Sunday, January 27, 2008

Engine tear down

Yesterday, I finally got the piston loose from the engine. I just decided to get out a hacksaw and cut the connecting rod in half. After that, one good whack on the sliced half of the rod connected to the piston got it un-seized. From what I can tell, the piston will be fine. But I will need new rings and a new connecting rod. The cylinder will be fine after a good cleaning.

After freeing the piston, I could finally finish splitting the engine case. I took a heat gun to the main bearing for a few seconds then lightly tapped the seem of the engine case with a rubber mallet and it started to slowly come apart. Then I realized the gear selector needed to come off. You may have noticed in my previous engine pictures, there was some sort of cement all over the gear selector. I guess the previous owner decided it was a good idea to do that instead of replace a gasket. Luckily, it all came off with a chisel and light hammer
taps. But the gear selector is so rusty that I might as well replace the whole thing.
I still don't have the tool to remove the clutch, so I got it as disassembled as I could and then just did a lot of cleaning with paint thinner and a wire brush and rags. You would really be surprised what a little bit of elbow grease can do to these old engines. You can really bring them back to looking just like new. And it really isn't hard work, in fact it's pretty relaxing. If you are doing a restoration, do yourself a favor and opt to rebuild your own engine instead of buying a new one or having some one else do the work. It is so rewarding to see how everything works and bring all the luster back into the heart of your scooter. When I split the case, there was rust, grime, sludge, and dirt everywhere (see pictures). I'm not done yet, I'll post pictures in the next few days of how clean it all is when it's ready to be put back together.

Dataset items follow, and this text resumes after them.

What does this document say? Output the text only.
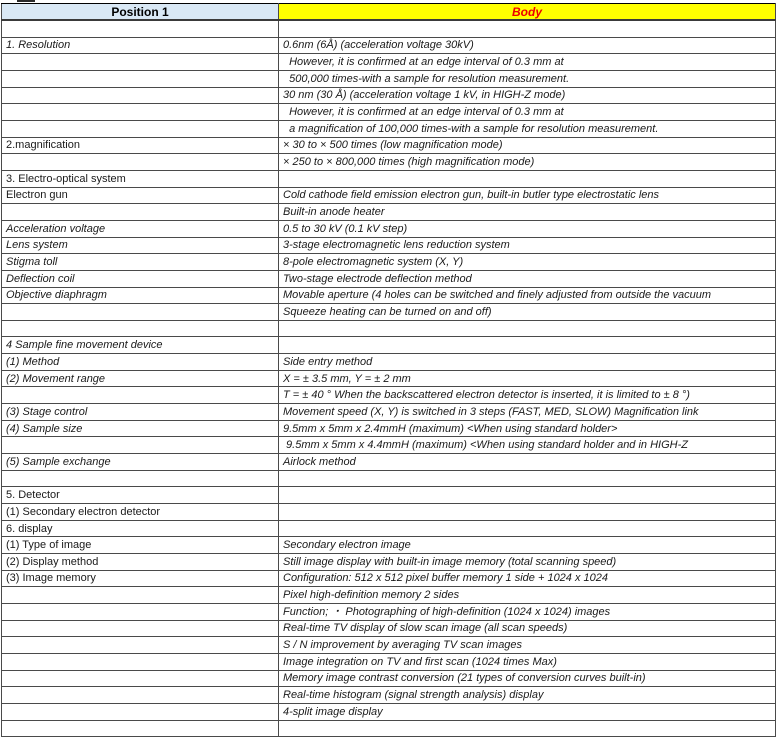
Position 1	Body

1. Resolution	0.6nm (6Å) (acceleration voltage 30kV)
	However, it is confirmed at an edge interval of 0.3 mm at
	500,000 times-with a sample for resolution measurement.
	30 nm (30 Å) (acceleration voltage 1 kV, in HIGH-Z mode)
	However, it is confirmed at an edge interval of 0.3 mm at
	a magnification of 100,000 times-with a sample for resolution measurement.
2.magnification	× 30 to × 500 times (low magnification mode)
	× 250 to × 800,000 times (high magnification mode)
3. Electro-optical system	
Electron gun	Cold cathode field emission electron gun, built-in butler type electrostatic lens
	Built-in anode heater
Acceleration voltage	0.5 to 30 kV (0.1 kV step)
Lens system	3-stage electromagnetic lens reduction system
Stigma toll	8-pole electromagnetic system (X, Y)
Deflection coil	Two-stage electrode deflection method
Objective diaphragm	Movable aperture (4 holes can be switched and finely adjusted from outside the vacuum
	Squeeze heating can be turned on and off)

4 Sample fine movement device	
(1) Method	Side entry method
(2) Movement range	X = ± 3.5 mm, Y = ± 2 mm
	T = ± 40 ° When the backscattered electron detector is inserted, it is limited to ± 8 °)
(3) Stage control	Movement speed (X, Y) is switched in 3 steps (FAST, MED, SLOW) Magnification link
(4) Sample size	9.5mm x 5mm x 2.4mmH (maximum) <When using standard holder>
	9.5mm x 5mm x 4.4mmH (maximum) <When using standard holder and in HIGH-Z
(5) Sample exchange	Airlock method

5. Detector	
(1) Secondary electron detector	
6. display	
(1) Type of image	Secondary electron image
(2) Display method	Still image display with built-in image memory (total scanning speed)
(3) Image memory	Configuration: 512 x 512 pixel buffer memory 1 side + 1024 x 1024
	Pixel high-definition memory 2 sides
	Function; ・ Photographing of high-definition (1024 x 1024) images
	Real-time TV display of slow scan image (all scan speeds)
	S / N improvement by averaging TV scan images
	Image integration on TV and first scan (1024 times Max)
	Memory image contrast conversion (21 types of conversion curves built-in)
	Real-time histogram (signal strength analysis) display
	4-split image display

I can't get to the clutch assembly yet, so I can't tell if anything in there needs to be replaced. As far as I can tell, everything is alright. The bearings are even in pretty good shape. But I would still like to replace them. Does anybody have any tips for getting those suckers off? I can't get to the clutch side one yet, but I am having trouble with the crank side one.

That's all for now, be on the lookout for some clean engine photos in the next few days.
Ciao.

4 comments:

Scooter Couple said...

Eric,

Just buy an entire new crank. It will be cheaper than buying a new rod, having it installed, and then true'd by a professional. It must be balanced correctly. Sorry you had to cut through your crank rod as it would have been cheaper to destroy the piston. Unless of course your crank is a rust bucket like mine and could not be saved.

For my disassembly the the piston wall was cut and the top of the piston was chipped through as to preserve my crank.

When you run your finger along the inner wall of the cylinder do you feel any bumps at all -- even micro ones?

Scooter Couple said...

Check out good ol'guy Garner. He sells your crank for $145.

131897____ VLB, VBC, VNB, VBB, VLA $145.00

http://www.garnersclassicscooters.com

I think to rebuild your crank, with service, you'd be close. For service pricing, check out:
www.motorapido.net

Will you be rebuilding the carb soon?

Scooter Couple said...

By the way, Garner is less than ScooterWorks and many of the competitors by $30.

A connecting rod will be in the area of $60 and then you will need a few more parts and I guess $100 to have it your stock crank rebuilt. So maybe around $190-200 you can salvage your crank for -- just a guesstimate at best.

Make sure your crank is MeCur or higher in quality. Preferably Italian.

You can also call Danell at Scooter Parts Direct and tell her I sent you. She took very good care of me.

Scooter Couple said...

Congrats Eric. 151 visitors from 9 countries in six days. People are reading your blog.